Bill Gates took a risk, and so did Steve Jobs. Neither one of them could ever have imagined that he would make so much money and have so much influence, but the lesson one should take from this is not simply “Drop out of college” or “Take a few more computer science classes,” but to be innovative, follow your passions—“Think different,” as Apple would have it. That spirit is sorely absent from the Common Core.

“Do people know the two most popular forms of writing in the American high school today?” a group of educators was asked rhetorically in a question-and-answer session shortly after the release of the Common Core. “It is either the exposition of a personal opinion or the presentation of a personal matter. The only problem—forgive me for saying this so bluntly—the only problem with these two forms of writing is as you grow up in this world you realize people don’t really give a shit about what you feel or what you think. What they instead care about is can you make an argument with evidence? Is there something verifiable behind what you’re saying or what you think or feel that you can demonstrate to me?”

This statement comes to us courtesy of David Coleman, the main engineer of the Common Core. With the arrogance that comes partly from self-importance, Coleman—who boasts of a Rhodes Scholarship and degrees from Yale, Oxford and Cambridge in philosophy and English literature, proving perhaps that there is some flaw in the teaching of those subjects—has determined that literature is insufficiently useful to the formation of future wage earners, which is perhaps one reason why, instead of reading a whole play by Shakespeare, students will now be limited to one or two speeches, making them the envy of Ted Babbitt.

The absurdity (because this goes beyond irony) of the Common Core is that its main architects were not teachers and educators. In introducing David Coleman in 2011 at the Institute for Learning, Lauren Resnick said, “Okay, so this is the kind of person we are going to be privileged to hear tonight. He has been involved in virtually every step of setting the national standards, and he doesn’t have a single credential for it. He’s never taught in an elementary school—I think. You know, I actually don’t know. He’s never edited a scholarly journal, but I think he has written scholarly papers.”

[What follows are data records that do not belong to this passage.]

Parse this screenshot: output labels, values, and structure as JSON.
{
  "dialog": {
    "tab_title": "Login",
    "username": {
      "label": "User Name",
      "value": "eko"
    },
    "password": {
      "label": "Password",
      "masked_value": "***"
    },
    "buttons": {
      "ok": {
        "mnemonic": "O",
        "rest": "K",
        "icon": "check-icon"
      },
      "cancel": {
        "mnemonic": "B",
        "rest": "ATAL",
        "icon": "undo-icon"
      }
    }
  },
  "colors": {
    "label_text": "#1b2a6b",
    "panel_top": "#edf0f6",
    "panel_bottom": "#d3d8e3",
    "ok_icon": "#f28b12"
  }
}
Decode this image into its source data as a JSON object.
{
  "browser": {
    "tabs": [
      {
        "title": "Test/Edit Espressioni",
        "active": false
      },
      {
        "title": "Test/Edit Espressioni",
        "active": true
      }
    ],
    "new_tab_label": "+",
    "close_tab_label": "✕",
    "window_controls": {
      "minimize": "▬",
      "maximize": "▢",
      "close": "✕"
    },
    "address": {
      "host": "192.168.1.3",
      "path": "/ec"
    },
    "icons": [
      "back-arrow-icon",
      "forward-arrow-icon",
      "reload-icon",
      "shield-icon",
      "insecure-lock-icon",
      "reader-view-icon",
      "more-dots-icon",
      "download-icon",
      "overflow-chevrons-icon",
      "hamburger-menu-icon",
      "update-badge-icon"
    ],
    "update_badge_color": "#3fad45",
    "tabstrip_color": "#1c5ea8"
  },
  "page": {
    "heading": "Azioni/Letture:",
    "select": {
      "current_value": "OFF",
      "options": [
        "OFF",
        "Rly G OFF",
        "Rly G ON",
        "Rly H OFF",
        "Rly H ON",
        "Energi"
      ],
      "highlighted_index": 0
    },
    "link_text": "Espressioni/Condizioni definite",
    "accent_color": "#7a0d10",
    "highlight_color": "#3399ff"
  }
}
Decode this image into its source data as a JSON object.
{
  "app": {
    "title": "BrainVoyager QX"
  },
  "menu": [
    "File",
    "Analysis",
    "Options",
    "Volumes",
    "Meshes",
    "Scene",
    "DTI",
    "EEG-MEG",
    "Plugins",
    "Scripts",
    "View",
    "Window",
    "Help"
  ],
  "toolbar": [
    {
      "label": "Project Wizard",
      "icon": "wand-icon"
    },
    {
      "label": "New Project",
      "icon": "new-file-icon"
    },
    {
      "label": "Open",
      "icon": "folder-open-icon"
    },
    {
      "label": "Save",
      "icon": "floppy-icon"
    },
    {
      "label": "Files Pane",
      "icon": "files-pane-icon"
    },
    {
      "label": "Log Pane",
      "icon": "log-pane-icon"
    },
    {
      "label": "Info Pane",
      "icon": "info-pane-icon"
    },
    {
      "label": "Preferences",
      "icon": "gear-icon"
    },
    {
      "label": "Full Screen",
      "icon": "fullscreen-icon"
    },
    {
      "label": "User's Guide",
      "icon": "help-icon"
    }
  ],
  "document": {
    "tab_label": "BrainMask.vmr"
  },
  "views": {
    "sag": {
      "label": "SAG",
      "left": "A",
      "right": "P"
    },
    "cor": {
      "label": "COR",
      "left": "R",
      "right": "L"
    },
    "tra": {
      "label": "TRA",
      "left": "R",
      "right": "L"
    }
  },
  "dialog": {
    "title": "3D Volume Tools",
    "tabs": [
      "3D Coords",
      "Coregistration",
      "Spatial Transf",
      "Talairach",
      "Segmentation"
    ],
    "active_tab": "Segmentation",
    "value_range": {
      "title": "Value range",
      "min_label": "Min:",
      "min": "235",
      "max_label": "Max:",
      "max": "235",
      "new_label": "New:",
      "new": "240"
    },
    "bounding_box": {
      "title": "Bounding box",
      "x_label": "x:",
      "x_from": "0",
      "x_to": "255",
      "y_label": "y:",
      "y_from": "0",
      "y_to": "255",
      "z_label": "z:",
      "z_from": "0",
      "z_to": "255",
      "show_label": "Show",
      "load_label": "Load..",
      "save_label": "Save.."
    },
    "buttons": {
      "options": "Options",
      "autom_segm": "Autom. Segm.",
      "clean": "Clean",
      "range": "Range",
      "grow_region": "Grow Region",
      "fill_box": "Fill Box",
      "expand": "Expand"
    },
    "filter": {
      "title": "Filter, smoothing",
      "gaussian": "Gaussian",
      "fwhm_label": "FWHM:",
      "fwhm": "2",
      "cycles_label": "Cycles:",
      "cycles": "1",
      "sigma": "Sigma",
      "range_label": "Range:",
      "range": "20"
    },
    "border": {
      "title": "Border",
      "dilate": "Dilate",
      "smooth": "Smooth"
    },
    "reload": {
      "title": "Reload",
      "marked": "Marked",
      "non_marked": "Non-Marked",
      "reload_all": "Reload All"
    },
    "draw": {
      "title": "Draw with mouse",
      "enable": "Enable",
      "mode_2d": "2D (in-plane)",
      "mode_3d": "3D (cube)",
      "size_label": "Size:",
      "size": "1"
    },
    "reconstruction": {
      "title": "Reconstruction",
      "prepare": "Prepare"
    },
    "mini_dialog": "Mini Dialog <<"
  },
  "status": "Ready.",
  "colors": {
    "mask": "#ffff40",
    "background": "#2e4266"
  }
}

Really? You must be kidding! But then, as he took the stage, Coleman merrily concurred that he and other lead composers of our nation’s new scholastic guidelines are

unqualified people who were involved in developing the common standards. And our only qualification was our attention to and command of the evidence behind them. That is, it was our insistence in the standards process that it was not enough to say you wanted to or thought that kids should know these things, that you had to have evidence to support it, frankly because it was our conviction that the only way to get an eraser into the standards writing room was with evidence behind it, ’cause otherwise the way standards are written you get all the adults into the room about what kids should know, and the only way to end the meeting is to include everything. That’s how we’ve gotten to the typical state standards we have today.

In his speeches, Mr. Coleman uses the word “evidence” a great deal, reminding me of the way in which the magnificent Gradgrind, the headmaster of an experimental school in Dickens’s
Hard Times,
uses the word “facts.” Gradgrind wants his children and students to learn only facts—mathematics and physical science. “Wondering” and “fancy” are forbidden in his school. “Now, what I want is, Facts,” he announces. “Teach these boys and girls nothing but Facts. Facts alone are wanted in life. Plant nothing else, and root out everything else.”